Jules Verne

C'est grâce à cet appareil, transporté pendant la nuit sur le terre-plein du bastion, que Rodolphe de Gortz l'avait fait apparaître, lorsqu'il avait voulu attirer Franz de Télek ; c'est grâce à ce même appareil que Lejeune comte avait revu la Stilla dans la salle du donjon, tandis que son fanatique admirateur s'enivrait de sa voix et de ses chants.

Tels sont, très sommaires, les renseignements que donna Orfanik d'une manière plus détaillée au cours de son interrogatoire. Et, il faut le dire, c'est avec une fierté sans égale qu'il se déclara l'auteur de ces inventions géniales, qu'il avait portées au plus haut degré de perfection.

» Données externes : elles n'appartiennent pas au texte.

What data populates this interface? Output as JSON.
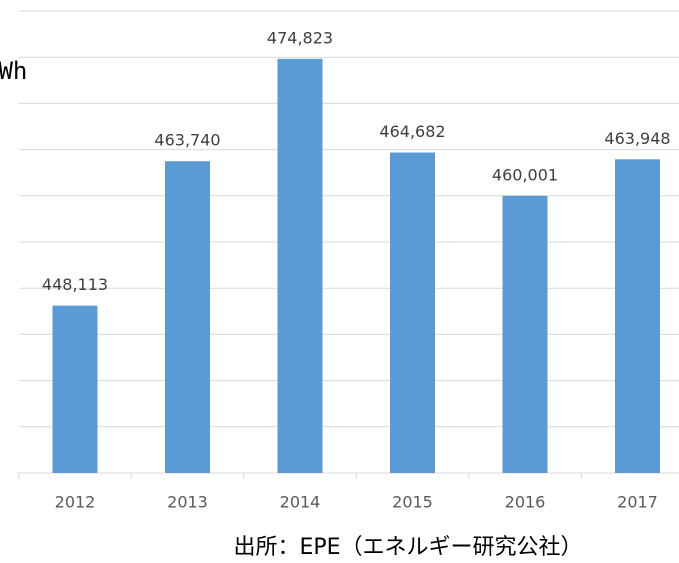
{
  "chart_data": {
    "type": "bar",
    "unit_label": "GWh",
    "source": "出所：EPE（エネルギー研究公社）",
    "categories": [
      "2012",
      "2013",
      "2014",
      "2015",
      "2016",
      "2017"
    ],
    "values": [
      448113,
      463740,
      474823,
      464682,
      460001,
      463948
    ],
    "value_labels": [
      "448,113",
      "463,740",
      "474,823",
      "464,682",
      "460,001",
      "463,948"
    ],
    "color": "#5b9bd5",
    "ylim": [
      430000,
      480000
    ],
    "yticks": [
      430000,
      435000,
      440000,
      445000,
      450000,
      455000,
      460000,
      465000,
      470000,
      475000,
      480000
    ],
    "grid": true
  }
}
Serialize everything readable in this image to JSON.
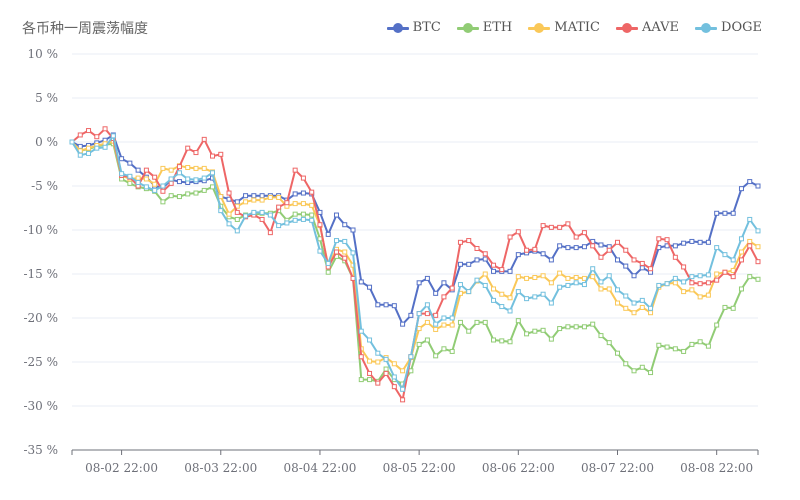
{
  "chart_data": {
    "type": "line",
    "title": "各币种一周震荡幅度",
    "ylim": [
      -35,
      10
    ],
    "y_ticks": [
      10,
      5,
      0,
      -5,
      -10,
      -15,
      -20,
      -25,
      -30,
      -35
    ],
    "y_tick_suffix": " %",
    "x_tick_labels": [
      "08-02 22:00",
      "08-03 22:00",
      "08-04 22:00",
      "08-05 22:00",
      "08-06 22:00",
      "08-07 22:00",
      "08-08 22:00"
    ],
    "grid": true,
    "legend_position": "top-right",
    "x": [
      "08-02 10:00",
      "08-02 12:00",
      "08-02 14:00",
      "08-02 16:00",
      "08-02 18:00",
      "08-02 20:00",
      "08-02 22:00",
      "08-03 00:00",
      "08-03 02:00",
      "08-03 04:00",
      "08-03 06:00",
      "08-03 08:00",
      "08-03 10:00",
      "08-03 12:00",
      "08-03 14:00",
      "08-03 16:00",
      "08-03 18:00",
      "08-03 20:00",
      "08-03 22:00",
      "08-04 00:00",
      "08-04 02:00",
      "08-04 04:00",
      "08-04 06:00",
      "08-04 08:00",
      "08-04 10:00",
      "08-04 12:00",
      "08-04 14:00",
      "08-04 16:00",
      "08-04 18:00",
      "08-04 20:00",
      "08-04 22:00",
      "08-05 00:00",
      "08-05 02:00",
      "08-05 04:00",
      "08-05 06:00",
      "08-05 08:00",
      "08-05 10:00",
      "08-05 12:00",
      "08-05 14:00",
      "08-05 16:00",
      "08-05 18:00",
      "08-05 20:00",
      "08-05 22:00",
      "08-06 00:00",
      "08-06 02:00",
      "08-06 04:00",
      "08-06 06:00",
      "08-06 08:00",
      "08-06 10:00",
      "08-06 12:00",
      "08-06 14:00",
      "08-06 16:00",
      "08-06 18:00",
      "08-06 20:00",
      "08-06 22:00",
      "08-07 00:00",
      "08-07 02:00",
      "08-07 04:00",
      "08-07 06:00",
      "08-07 08:00",
      "08-07 10:00",
      "08-07 12:00",
      "08-07 14:00",
      "08-07 16:00",
      "08-07 18:00",
      "08-07 20:00",
      "08-07 22:00",
      "08-08 00:00",
      "08-08 02:00",
      "08-08 04:00",
      "08-08 06:00",
      "08-08 08:00",
      "08-08 10:00",
      "08-08 12:00",
      "08-08 14:00",
      "08-08 16:00",
      "08-08 18:00",
      "08-08 20:00",
      "08-08 22:00",
      "08-09 00:00",
      "08-09 02:00",
      "08-09 04:00",
      "08-09 06:00",
      "08-09 08:00"
    ],
    "series": [
      {
        "name": "BTC",
        "color": "#5470c6",
        "values": [
          0,
          -0.5,
          -0.4,
          -0.1,
          0.2,
          0.8,
          -1.9,
          -2.4,
          -3.2,
          -4,
          -5,
          -5.2,
          -4.3,
          -4.5,
          -4.6,
          -4.5,
          -4.4,
          -4.1,
          -6.2,
          -6.5,
          -6.8,
          -6.1,
          -6.1,
          -6.1,
          -6.1,
          -6.1,
          -6.6,
          -5.9,
          -5.8,
          -5.9,
          -8,
          -10.5,
          -8.3,
          -9.4,
          -10,
          -15.9,
          -16.5,
          -18.5,
          -18.5,
          -18.6,
          -20.7,
          -19.7,
          -16,
          -15.5,
          -17.2,
          -16,
          -16.8,
          -13.9,
          -13.9,
          -13.4,
          -13.3,
          -14.7,
          -14.7,
          -14.7,
          -12.8,
          -12.6,
          -12.4,
          -12.7,
          -13.4,
          -11.8,
          -12,
          -12,
          -11.9,
          -11.3,
          -11.7,
          -11.9,
          -13.4,
          -14.1,
          -15.2,
          -14.3,
          -14.8,
          -12,
          -11.8,
          -11.8,
          -11.5,
          -11.3,
          -11.4,
          -11.4,
          -8.1,
          -8.1,
          -8.1,
          -5.3,
          -4.5,
          -5
        ]
      },
      {
        "name": "ETH",
        "color": "#91cc75",
        "values": [
          0,
          -1,
          -0.8,
          -0.5,
          -0.3,
          -0.2,
          -4.2,
          -4.7,
          -5.1,
          -5.3,
          -5.6,
          -6.8,
          -6.1,
          -6.2,
          -5.9,
          -5.8,
          -5.5,
          -5.1,
          -7.3,
          -8.5,
          -8.8,
          -8.3,
          -8.3,
          -8.1,
          -8.1,
          -7.8,
          -8.9,
          -8.2,
          -8.2,
          -8.3,
          -11,
          -14.8,
          -13,
          -13.5,
          -15.5,
          -27,
          -27,
          -27.2,
          -25.8,
          -27,
          -27.5,
          -26,
          -23,
          -22.5,
          -24.3,
          -23.5,
          -23.8,
          -20.5,
          -21.5,
          -20.5,
          -20.5,
          -22.5,
          -22.6,
          -22.7,
          -20.3,
          -21.8,
          -21.5,
          -21.4,
          -22.4,
          -21.2,
          -21,
          -21,
          -21,
          -20.7,
          -22,
          -22.8,
          -24,
          -25.2,
          -26,
          -25.6,
          -26.2,
          -23.1,
          -23.3,
          -23.5,
          -23.8,
          -23,
          -22.7,
          -23.2,
          -20.8,
          -18.8,
          -18.9,
          -16.7,
          -15.3,
          -15.6
        ]
      },
      {
        "name": "MATIC",
        "color": "#fac858",
        "values": [
          0,
          -1,
          -0.7,
          -0.4,
          -0.2,
          0.1,
          -3.8,
          -4.2,
          -4.1,
          -4.2,
          -4.8,
          -3,
          -3.2,
          -2.7,
          -2.9,
          -3,
          -3,
          -3.4,
          -6.2,
          -8.2,
          -7.3,
          -6.8,
          -6.6,
          -6.6,
          -6.3,
          -6.3,
          -7.3,
          -7,
          -7,
          -7.2,
          -9.5,
          -14,
          -12.2,
          -12.5,
          -14,
          -23.5,
          -24.9,
          -25,
          -24.5,
          -25.2,
          -26,
          -24.5,
          -21.2,
          -20.5,
          -21.3,
          -20.8,
          -20.8,
          -17.2,
          -17,
          -15.8,
          -15,
          -16.7,
          -17.3,
          -17.7,
          -15.3,
          -15.5,
          -15.4,
          -15.2,
          -16,
          -14.9,
          -15.5,
          -15.4,
          -15.5,
          -15.3,
          -16.7,
          -16.7,
          -18.3,
          -18.9,
          -19.4,
          -18.8,
          -19.4,
          -16.5,
          -16.1,
          -16,
          -17,
          -16.8,
          -17.6,
          -17.4,
          -15,
          -14.8,
          -14.6,
          -12.5,
          -11.3,
          -11.9
        ]
      },
      {
        "name": "AAVE",
        "color": "#ee6666",
        "values": [
          0,
          0.8,
          1.3,
          0.6,
          1.5,
          0.4,
          -3.8,
          -4,
          -5,
          -3.2,
          -4,
          -5.6,
          -4.7,
          -2.8,
          -0.7,
          -1.2,
          0.3,
          -1.6,
          -1.4,
          -5.8,
          -8,
          -8.5,
          -8.3,
          -8.8,
          -10.3,
          -7.4,
          -6.9,
          -3.2,
          -4.1,
          -5.7,
          -9.4,
          -14.2,
          -12.5,
          -13.2,
          -15.5,
          -24.4,
          -26.3,
          -27.4,
          -26.3,
          -27.8,
          -29.3,
          -24.4,
          -19.5,
          -19.5,
          -19.7,
          -17.6,
          -16.6,
          -11.4,
          -11.2,
          -12.1,
          -12.7,
          -14,
          -14.5,
          -10.8,
          -10.2,
          -12.3,
          -12.2,
          -9.5,
          -9.7,
          -9.7,
          -9.3,
          -10.8,
          -10.3,
          -11.8,
          -13.1,
          -12.3,
          -11.4,
          -12.3,
          -13.4,
          -13.8,
          -14.4,
          -11,
          -11.1,
          -13.1,
          -14.2,
          -16,
          -16.1,
          -16,
          -15.7,
          -14.8,
          -15.3,
          -13.4,
          -11.8,
          -13.6
        ]
      },
      {
        "name": "DOGE",
        "color": "#73c0de",
        "values": [
          0,
          -1.5,
          -1.3,
          -0.7,
          -0.6,
          0.7,
          -3.6,
          -3.9,
          -4.6,
          -5.1,
          -5.5,
          -5,
          -4.2,
          -3.5,
          -4.2,
          -4.3,
          -4.1,
          -3.5,
          -7.8,
          -9.3,
          -10.1,
          -8.4,
          -8,
          -8,
          -8.3,
          -9.5,
          -9.2,
          -8.9,
          -8.8,
          -8.9,
          -12.4,
          -13.8,
          -11.2,
          -11.3,
          -12.6,
          -21.5,
          -22.5,
          -24,
          -24.7,
          -26.7,
          -28.1,
          -24.4,
          -19.5,
          -18.5,
          -20.7,
          -20,
          -20,
          -16.2,
          -17,
          -15.7,
          -16.3,
          -18,
          -18.7,
          -19.2,
          -17,
          -17.8,
          -17.6,
          -17.3,
          -18.3,
          -16.5,
          -16.3,
          -16,
          -16.2,
          -14.4,
          -15.9,
          -15.2,
          -16.8,
          -17.5,
          -18.3,
          -18,
          -18.9,
          -16.3,
          -16.1,
          -15.5,
          -15.9,
          -15.3,
          -15.2,
          -15.1,
          -12,
          -12.8,
          -13.4,
          -11,
          -8.8,
          -10.1
        ]
      }
    ]
  }
}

Cependant, si Orfanik avait matériellement expliqué ces divers phénomènes, ou plutôt ces « trucs », pour employer le mot consacré, ce qu'il ne s'expliquait pas, c'était pourquoi le baron de Gortz, avant l'explosion, n'avait pas eu le temps de s'enfuir par le tunnel du col du Vulkan. Mais, lorsque Orfanik eut appris qu'une balle avait brisé l'objet que Rodolphe de Gortz emportait entre ses bras, il comprit. Cet objet, c'était l'appareil phonographique qui renfermait le dernier chant de la Stilla, c'était celui que Rodolphe de Gortz avait voulu entendre une fois encore dans la salle du donjon, avant son effondrement. Or, cet appareil détruit, c'était la vie du baron de Gortz détruite aussi, et, fou de désespoir, il avait voulu s'ensevelir sous les ruines du burg.

Le baron Rodolphe de Gortz a été inhumé clins le cimetière de Werst avec les honneurs dus à l'ancienne famille qui finissait en sa personne. Quant au jeune comte de Télek, Rotzko l'a fait transporter au château de Krajowa, où il se consacre tout entier à soigner son maître. Orfanik lui a volontiers cédé les phonographes où sont recueillis les autres chants de la Stilla, et, lorsque Franz entend la voix de la grande artiste, il y prête une certaine attention, il reprend sa lucidité d'autrefois, il semble que son âme s'essaie à revivre dans les souvenirs de cet inoubliable passé.

De fait, quelques mois plus tard, le jeune comte avait recouvert la raison, et c'est par lui qu'on a connu les détails de cette dernière nuit au château des Carpathes.

Disons maintenant que le mariage de la charmante Miriota et de Nic Deck fut célébré dans la huitaine qui suivit la catastrophe. Après que les fiancés eurent reçu la bénédiction du pope au village de Vulkan, ils revinrent à Werst, où maître Koltz leur avait réservé la plus belle chambre de sa maison.

Mais, de ce que ces divers phénomènes ont été mis au jour d'une façon naturelle, il ne faudrait pas s'imaginer que la jeune femme ne croit plus aux fantastiques apparitions du burg. Nic Deck a beau la raisonner -- Jonas aussi, car il tient à ramener la clientèle au _Roi Mathias_ --, elle n'est point convaincue, pas plus, d'ailleurs, que ne le sont maître Koltz, le berger Frik, le magister Hermod et les autres habitants de Werst. On comptera bien des années, vraisemblablement, avant que ces braves gens aient renoncé à leurs superstitieuses croyances.

Toutefois, le docteur Patak, qui a repris ses fanfaronnades habituelles, ne cesse de répéter à qui veut l'entendre :

« Eh bien ! ne l'avais-je pas dit ?... Des génies dans le burg !... Est-ce qu'il existe des génies ! »

Mais personne ne l'écoute, et on le prie même de se taire, lorsque ses railleries dépassent la mesure.

Du reste, le magister Hermod n'a pas cessé de baser ses leçons sur l'étude des légendes transylvaines. Longtemps encore, la jeune génération du village de Werst croira que les esprits de l'autre monde hantent les ruines du château des Carpathes.